On to the much-awaited Jackson Hole, which has been in build up for the whole week which ended up being "a damp fire cracker" (my favourite quote from Bloomberg), and we were a little surprised to see that we ground so much higher prior to the announcement. In our opinion Bernanke delayed QE3 which would point to USD strength however as you can see on the Investing.com site, analysts were pretty mixed in opinions so we bounced around a bit and overall stayed pretty steady.
The week was pretty light on trades:
- Long GBP/JPY continues to play out and is currently in the money, with the pair failing to break lower on Friday this position still holds.
- Quick breakout trade on the GBP/USD. I tend to like quick breakout trades when it is quiet, I only ever aim for 10 pips and trail my stop tightly but if you have your eyes peeled you could pick on of these up a day; nicest set-up I find is looking for inside bar trades on the 30 minute, break above, limit order to the previous support level, then trail your stop.
- NZD/CAD trade we took Thursday night with a similar signal formed on Friday looking for a kiwi short, currently just in the money. Tight stop on this one though.
- GBP/USD long trade from minor pin - closed this in profit close tot eh original T1 mark, however, with the push on Friday we should have left this trade alone. Often it is much better to let the market stop you out or hit your profit target as opposed to tinkering with the trade.
Don't forget to check out our week ahead post for how we will play the set-ups highlighted on Friday.
EUR/USD
What a day the euro had on Friday, started by pushing much higher prior to the Jackson Hole announcement, primarily due to the potential for the ECB to grant banking licenses. Following Jackson Hole we then saw some violent chop then a push higher in the dollar (therefore lower in the EUR/USD).

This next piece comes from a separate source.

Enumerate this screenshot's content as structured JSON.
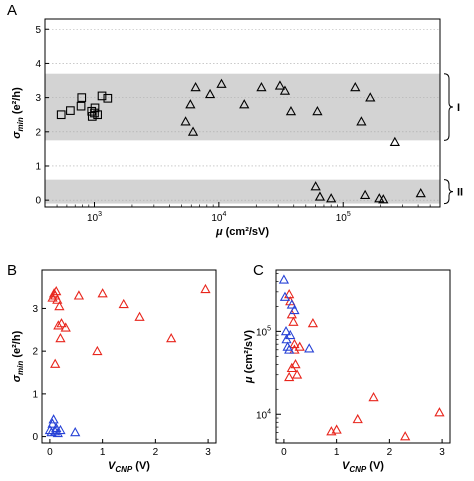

The euro seemed to reject higher prices on Friday, however this is a little disjointed with the other risk pairs and therefore could be the result of profit taking as opposed to anything else. Support came in below at just above the 1.24 level, we could see a move lower before a Bullish resumption. Key to this will be looking at the consolidation range and watching for breakouts from this.
GBP/USD
A strong push higher on Friday and a strong pin bar on the 4 hr chart. If we can break above the 1.59 handle we could then see a much larger move. Key an eye on the general risk-on and risk-off theme in September though, we are expecting it to be back with a vegence. We are Bullish risk at the moment but the fact that all risk pairs couldn't hold highs on Friday does make us a little tentative.
AUD/USD
Technically, we are Bearish this pair as it didn't seem to move quite as much on Friday with the general risk-on theme. However, it did, like the pound put in a strong Bullish signal on Friday. Because of our current Bearish outlook, this is technically a counter trend signal.
USD/JPY
Our USD/JPY strategy holds for range bound trading, pair dropped lower today with shorts off of the upper blue line playing out well, to continue to the range bound trading we will be looking for long entries a little way above the lower blue line with stops below.
GBP/JPY
We still really like this position but would like to see a break and hold above 125.00 handle now.
NZD/CAD
Another pin formation pointing to a Bearish resumption in this pair. With a tight stop this will either play out or get stopped out quite quickly as the NZD will charge on any risk-on trading. These tend to be pretty nice set-ups emotionally.